Published on Saturday, March 15, 2003 by the Boston Globe
Lawyers Hoping to Avert War Plan Push to Reopen Case
by Lyle Denniston
 

WASHINGTON - Lawyers trying to persuade the courts to stop President Bush from launching a war against Iraq plan to bring a new challenge next week, despite a rejection two days ago in a federal appeals court.

John C. Bonifaz of Boston, the lead lawyer for the soldiers, parents, and members of Congress pursuing the challenge, said the attempt to reopen the case may start as early as Monday, but in any event, as soon as it is clear what the United Nations will do on a second Iraq resolution.

''We are not going to wait until the bombs fall,'' he said. A decision Thursday by the US Court of Appeals for the First Circuit, in Boston, which dismissed the challenge, ''made it clear that the door is still open for review, in light of further facts,'' he added.
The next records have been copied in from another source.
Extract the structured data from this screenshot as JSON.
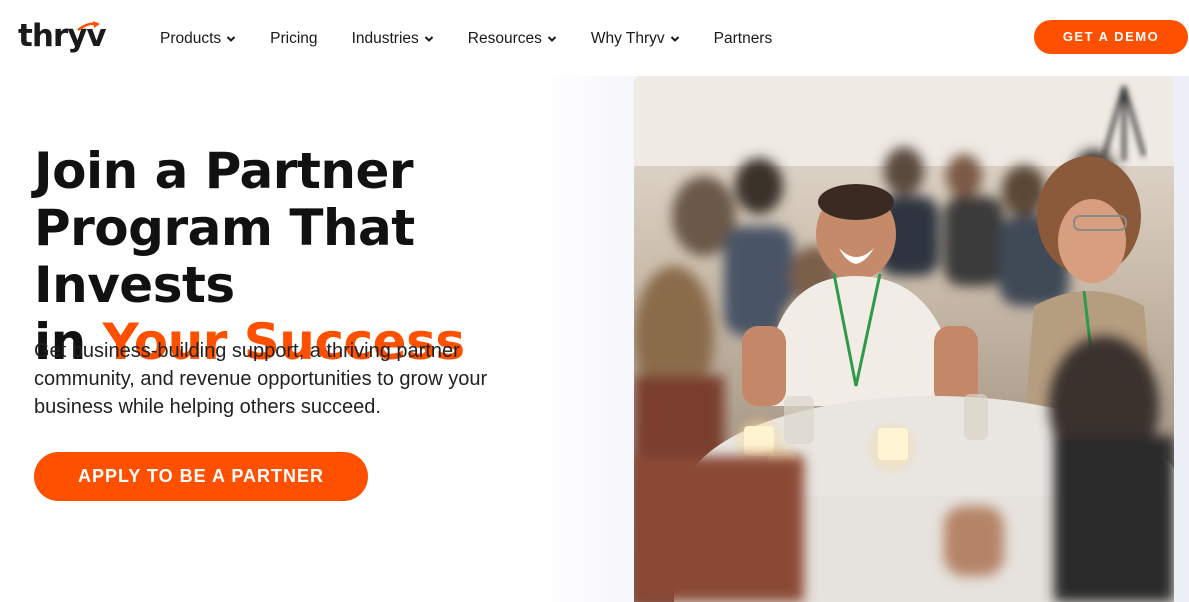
{
  "header": {
    "logo_text": "thryv",
    "nav": [
      {
        "label": "Products",
        "has_dropdown": true
      },
      {
        "label": "Pricing",
        "has_dropdown": false
      },
      {
        "label": "Industries",
        "has_dropdown": true
      },
      {
        "label": "Resources",
        "has_dropdown": true
      },
      {
        "label": "Why Thryv",
        "has_dropdown": true
      },
      {
        "label": "Partners",
        "has_dropdown": false
      }
    ],
    "cta_label": "GET A DEMO"
  },
  "hero": {
    "title_line1": "Join a Partner",
    "title_line2": "Program That Invests",
    "title_line3_prefix": "in ",
    "title_line3_accent": "Your Success",
    "subtitle": "Get business-building support, a thriving partner community, and revenue opportunities to grow your business while helping others succeed.",
    "cta_label": "APPLY TO BE A PARTNER"
  },
  "colors": {
    "brand_orange": "#ff5000",
    "text_dark": "#111111"
  },
  "icons": {
    "dropdown": "chevron-down-icon",
    "logo_mark": "arrow-icon"
  }
}
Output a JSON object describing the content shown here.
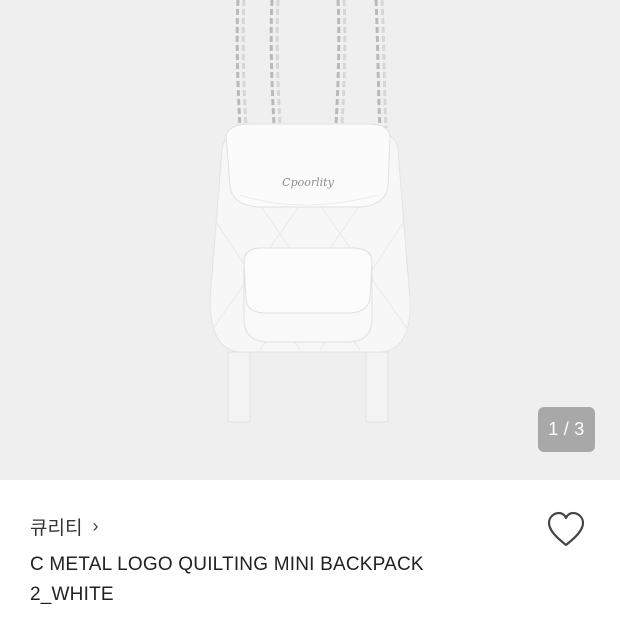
{
  "gallery": {
    "current": "1",
    "separator": "/",
    "total": "3",
    "product_logo_text": "Cpoorlity"
  },
  "product": {
    "brand": "큐리티",
    "brand_chevron": "›",
    "title_line1": "C METAL LOGO QUILTING MINI BACKPACK",
    "title_line2": "2_WHITE"
  },
  "icons": {
    "wishlist": "heart-outline-icon",
    "brand_link": "chevron-right-icon"
  },
  "colors": {
    "gallery_bg": "#efefef",
    "text": "#222222",
    "counter_bg": "#6e6e6e"
  }
}
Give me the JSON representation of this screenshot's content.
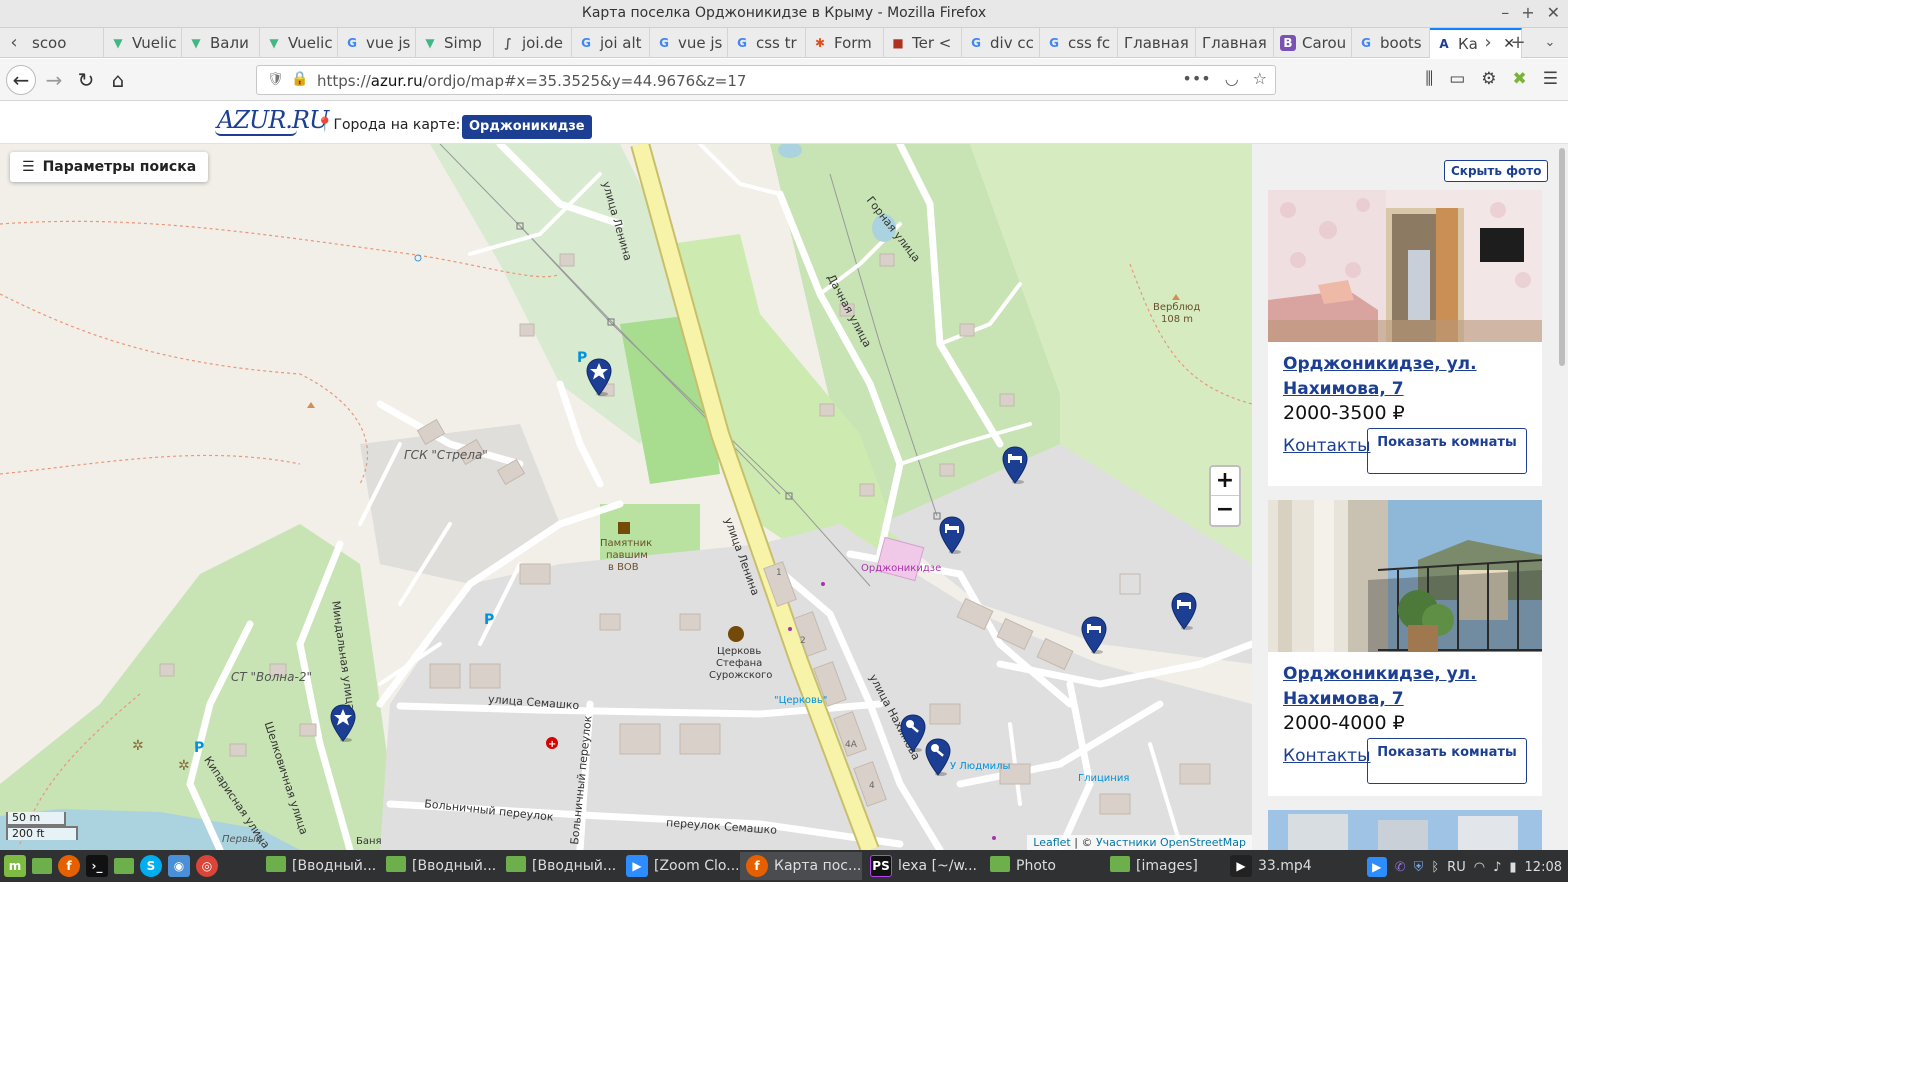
{
  "window": {
    "title": "Карта поселка Орджоникидзе в Крыму - Mozilla Firefox"
  },
  "tabs": [
    {
      "label": "scoo",
      "icon": "none"
    },
    {
      "label": "Vuelic",
      "icon": "vue-icon"
    },
    {
      "label": "Вали",
      "icon": "vue-icon"
    },
    {
      "label": "Vuelic",
      "icon": "vue-icon"
    },
    {
      "label": "vue js",
      "icon": "google-icon"
    },
    {
      "label": "Simp",
      "icon": "vue-icon"
    },
    {
      "label": "joi.de",
      "icon": "joi-icon"
    },
    {
      "label": "joi alt",
      "icon": "google-icon"
    },
    {
      "label": "vue js",
      "icon": "google-icon"
    },
    {
      "label": "css tr",
      "icon": "google-icon"
    },
    {
      "label": "Form",
      "icon": "asterisk-icon"
    },
    {
      "label": "Ter <",
      "icon": "site-icon"
    },
    {
      "label": "div cc",
      "icon": "google-icon"
    },
    {
      "label": "css fc",
      "icon": "google-icon"
    },
    {
      "label": "Главная",
      "icon": "none"
    },
    {
      "label": "Главная",
      "icon": "none"
    },
    {
      "label": "Carou",
      "icon": "bootstrap-icon"
    },
    {
      "label": "boots",
      "icon": "google-icon"
    },
    {
      "label": "Ка",
      "icon": "azur-icon",
      "active": true
    }
  ],
  "nav": {
    "url": "https://azur.ru/ordjo/map#x=35.3525&y=44.9676&z=17",
    "url_host": "azur.ru",
    "url_pre": "https://",
    "url_post": "/ordjo/map#x=35.3525&y=44.9676&z=17"
  },
  "site": {
    "logo": "AZUR.RU",
    "cities_label": "Города на карте:",
    "city_button": "Орджоникидзе"
  },
  "map": {
    "params_button": "Параметры поиска",
    "zoom_in": "+",
    "zoom_out": "−",
    "scale_m": "50 m",
    "scale_ft": "200 ft",
    "attribution_leaflet": "Leaflet",
    "attribution_sep": " | © ",
    "attribution_osm": "Участники OpenStreetMap",
    "labels": {
      "ulitsa_lenina": "улица Ленина",
      "ulitsa_lenina2": "улица Ленина",
      "gornaya": "Горная улица",
      "dachnaya": "Дачная улица",
      "verblyud": "Верблюд",
      "verblyud_h": "108 m",
      "gsk": "ГСК \"Стрела\"",
      "pamyatnik1": "Памятник",
      "pamyatnik2": "павшим",
      "pamyatnik3": "в ВОВ",
      "ordzh": "Орджоникидзе",
      "tserkov1": "Церковь",
      "tserkov2": "Стефана",
      "tserkov3": "Сурожского",
      "tserkov_stop": "\"Церковь\"",
      "semashko": "улица Семашко",
      "bolnichny": "Больничный переулок",
      "bolnichny2": "Больничный переулок",
      "per_semashko": "переулок Семашко",
      "mindalnaya": "Миндальная улица",
      "volna": "СТ \"Волна-2\"",
      "shelkovichnaya": "Шелковичная улица",
      "kiparisnaya": "Кипарисная улица",
      "nakhimova": "улица Нахимова",
      "u_lyudmily": "У Людмилы",
      "glitsiniya": "Глициния",
      "banya": "Баня",
      "perviy": "Первый",
      "n1": "1",
      "n2": "2",
      "n4a": "4А",
      "n4": "4"
    }
  },
  "sidebar": {
    "hide_photo": "Скрыть фото",
    "listings": [
      {
        "address": "Орджоникидзе, ул. Нахимова, 7",
        "price": "2000-3500 ₽",
        "contacts": "Контакты",
        "rooms": "Показать комнаты"
      },
      {
        "address": "Орджоникидзе, ул. Нахимова, 7",
        "price": "2000-4000 ₽",
        "contacts": "Контакты",
        "rooms": "Показать комнаты"
      }
    ]
  },
  "taskbar": {
    "tasks": [
      {
        "label": "[Вводный...",
        "icon": "folder-icon"
      },
      {
        "label": "[Вводный...",
        "icon": "folder-icon"
      },
      {
        "label": "[Вводный...",
        "icon": "folder-icon"
      },
      {
        "label": "[Zoom Clo...",
        "icon": "zoom-icon"
      },
      {
        "label": "Карта пос...",
        "icon": "firefox-icon",
        "active": true
      },
      {
        "label": "lexa [~/w...",
        "icon": "phpstorm-icon"
      },
      {
        "label": "Photo",
        "icon": "folder-icon"
      },
      {
        "label": "[images]",
        "icon": "folder-icon"
      },
      {
        "label": "33.mp4",
        "icon": "play-icon"
      }
    ],
    "lang": "RU",
    "clock": "12:08"
  },
  "colors": {
    "brand_blue": "#1c3f93",
    "map_bg": "#f2efe9",
    "park_green": "#c8e3b4",
    "road_yellow": "#f7f3a9",
    "residential": "#e0dfdf",
    "firefox_blue": "#0a84ff"
  }
}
If the Appeals Court allows the case to go forward, it could set the stage for a major constitutional conflict between the president and the courts, and it could force the White House to put war plans on hold, awaiting court action.

This case, said Marie Ashe, professor of law at Suffolk University, ''involves a huge constitutional issue: whether there is a wrongful concentration of power in one person - the president.''

Ashe was one of the 74 law professors who urged the appeals court to rule that Bush cannot send the nation to war against Iraq without UN approval or, failing that, without a formal declaration of war by Congress. Congress has mandated that there be no preemptive strike against Iraq without UN approval or new congressional approval, the challengers argue.

The Appeals Court did not doom the case entirely. It turned aside a request by the Bush administration to erect a categorical bar to any such lawsuit.

The administration had argued that the courts have no role to play in the dispute because the Constitution assigns war-making power solely to Congress and the White House.

The Appeals Court said this is a murky area of constitutional law, so it dismissed the case instead on the ground that the legal controversy was not fully developed. Courts could not review the dispute, it said, ''until the available facts make it possible to define the issues with clarity. ... Here, too many crucial facts are missing.''

The court cited the daily fluctuations in diplomacy at the UN, the ongoing Security Council debate over a new resolution on Iraq, and the open question of what would happen militarily in the event of an impasse.

''These are tough cases,'' Bonifaz said, ''but this decision is a major step forward.''

The legal team decided that the ruling created a premise for seeking a rehearing once the facts needed to bring the case emerge.

''A couple of conditions must be met,'' the lawyer said.

First, the UN Security Council must either vote against authorizing war against Iraq or the request for such endorsement is withdrawn by the United States, Britain, and Spain.

Second, the president would have to indicate that the United States would go forward without UN approval. The attorneys, Bonifaz said, believe that this second condition already has been met, because the president has indicated publicly several times that he does not believe UN approval is necessary.

Once the outcome in the Security Council is clear, Bonifaz said, ''we are prepared to go back to the court. Every indication is that we will then be marching forward toward war.''

One other uncertainty remains, he added. A plea for the Appeals Court to rehear the case must be filed within 14 days after the ruling. If action should be put off at the UN, the lawyers conceivably could run out of time.